Louisiana governor vows 'hardball' with Washington

Louisiana governor vows 'hardball' with Washington

By Stuart Grudgings

NEW ORLEANS (Reuters) - Louisiana Gov. Kathleen Blanco warned state lawmakers on Monday that corruption could no longer be tolerated as the area rebuilds from the Hurricane Katrina disaster and vowed to "play hardball" with Washington over oil and gas revenues.

Opening a special legislative session in the New Orleans Convention Center, where thousands of residents took refuge in the days after Katrina flooded the city, Blanco said the disaster that killed 1,300 people had become "yesterday's problem" for many in Washington.

"We had all better put Louisiana politics aside and worry about Washington politics or our people and our state will lose," she said.

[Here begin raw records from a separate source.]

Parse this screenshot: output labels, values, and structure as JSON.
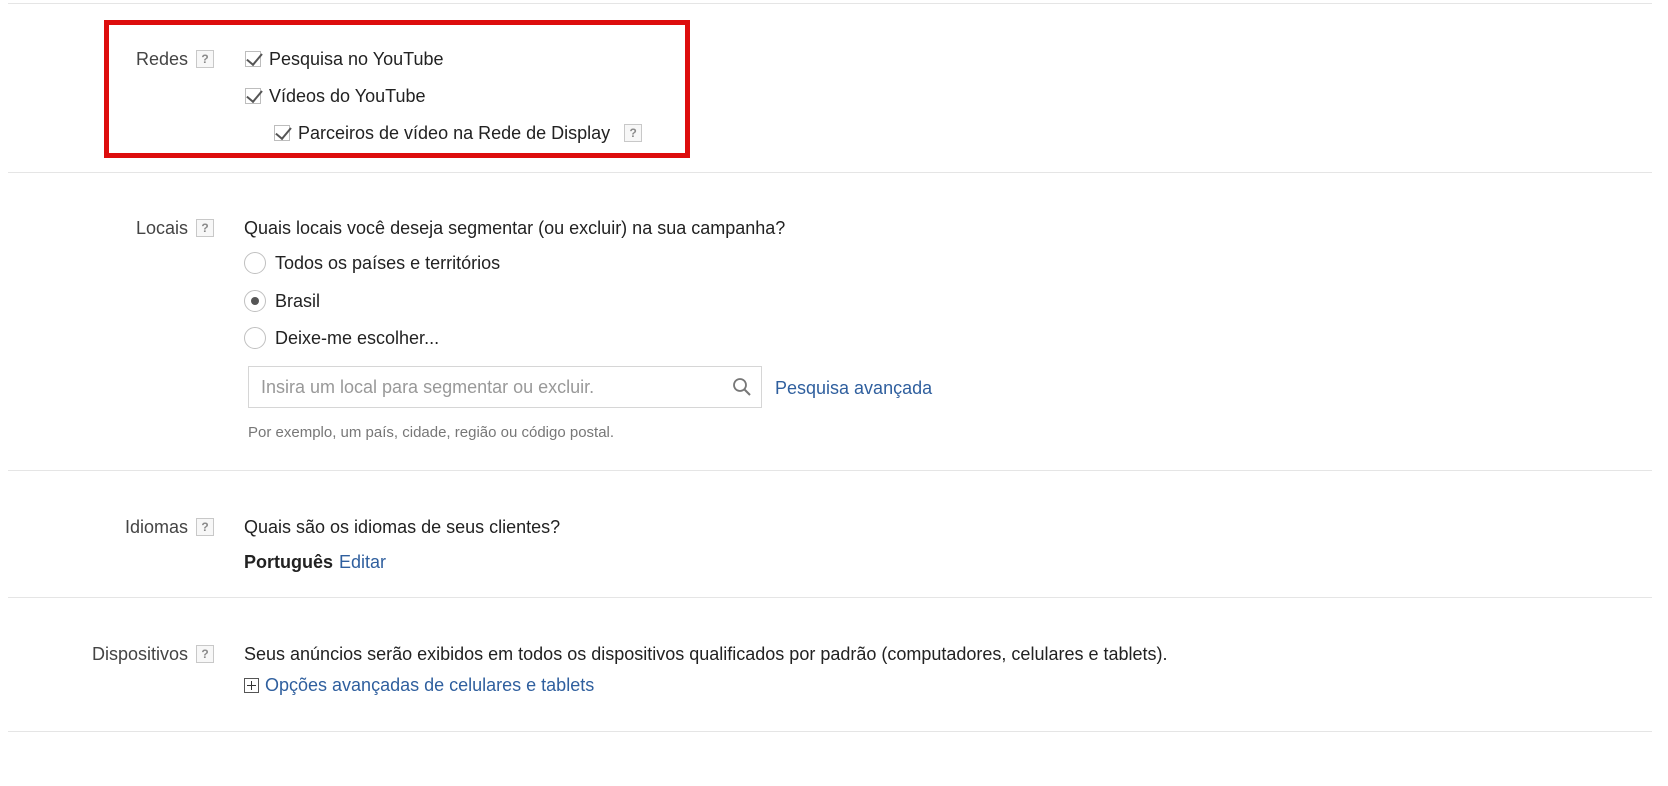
{
  "networks": {
    "label": "Redes",
    "help": "?",
    "options": [
      {
        "label": "Pesquisa no YouTube",
        "checked": true
      },
      {
        "label": "Vídeos do YouTube",
        "checked": true
      },
      {
        "label": "Parceiros de vídeo na Rede de Display",
        "checked": true
      }
    ]
  },
  "locations": {
    "label": "Locais",
    "help": "?",
    "question": "Quais locais você deseja segmentar (ou excluir) na sua campanha?",
    "options": [
      {
        "label": "Todos os países e territórios",
        "selected": false
      },
      {
        "label": "Brasil",
        "selected": true
      },
      {
        "label": "Deixe-me escolher...",
        "selected": false
      }
    ],
    "search_placeholder": "Insira um local para segmentar ou excluir.",
    "advanced_search": "Pesquisa avançada",
    "hint": "Por exemplo, um país, cidade, região ou código postal."
  },
  "languages": {
    "label": "Idiomas",
    "help": "?",
    "question": "Quais são os idiomas de seus clientes?",
    "value": "Português",
    "edit": "Editar"
  },
  "devices": {
    "label": "Dispositivos",
    "help": "?",
    "description": "Seus anúncios serão exibidos em todos os dispositivos qualificados por padrão (computadores, celulares e tablets).",
    "advanced_link": "Opções avançadas de celulares e tablets"
  },
  "colors": {
    "highlight_box": "#dd0d0d",
    "link": "#2f5f9e",
    "divider": "#e5e5e5"
  }
}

Five months after Katrina, much of the city remains in ruins and two-thirds of its population has not returned. Local and federal officials have blamed each other for the lack of a clear recovery plan and the White House has come out against a proposed bill that would have bailed out uninsured homeowners with billions of federal dollars.

Blanco, a Democrat, has threatened to block planned August sales of offshore oil and gas leases unless Washington agrees to give the state 50 percent of the royalties.

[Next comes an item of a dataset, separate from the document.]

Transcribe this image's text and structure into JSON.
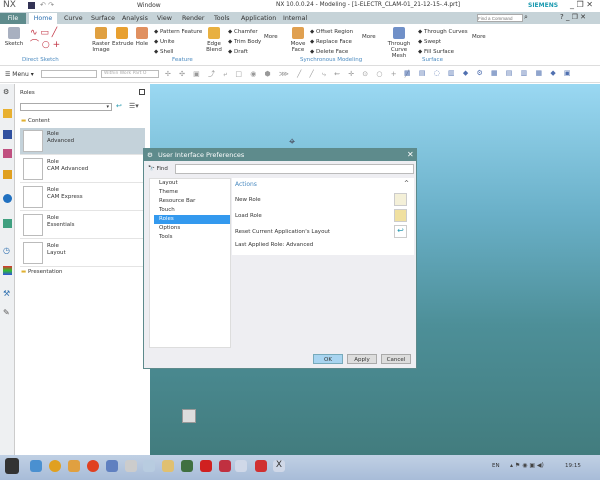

Louisiana currently gets no royalties from leases more than 6 miles off its coast and says it needs the billions of dollars it would receive to help repair coastal wetlands that oil industry development has left vulnerable to hurricanes.

U.S. Interior Secretary Gale Norton could override the governor on the lease sale but that could trigger a lengthy legal battle.

"Industry leaders understand our predicament," Blanco said. "It's time to play hardball as I believe that's the only game Washington understands."

Blanco pledged to use the 12-day legislative session to push bills to unify the area's various levee management boards, which are widely seen as corrupt; to reorganize New Orleans' government to make it more accountable; and to create a housing trust to help families move back to their homes.

"Louisiana can no longer tolerate the perception that you must pay to play if you expect to do business in this state," she said. "We must put the sins of the past behind us and use our recovery as an opportunity to earn the trust and confidence of the nation."

Blanco chose to hold the session in the convention center, marking the first time in 125 years the legislature has met outside the state capital Baton Rouge, to draw attention to New Orleans' struggles.

Some analysts have attributed the Bush administration's reluctance to pour money into recovery efforts to the perception that local politics is rife with corruption.

Washington has made some relief funds contingent on reforms, such as the unification of the state's levee boards.

"The legislature is going to be analyzed in Washington to see if these people are serious about spending the money wisely or not," said Susan Howell, a political science professor at New Orleans University.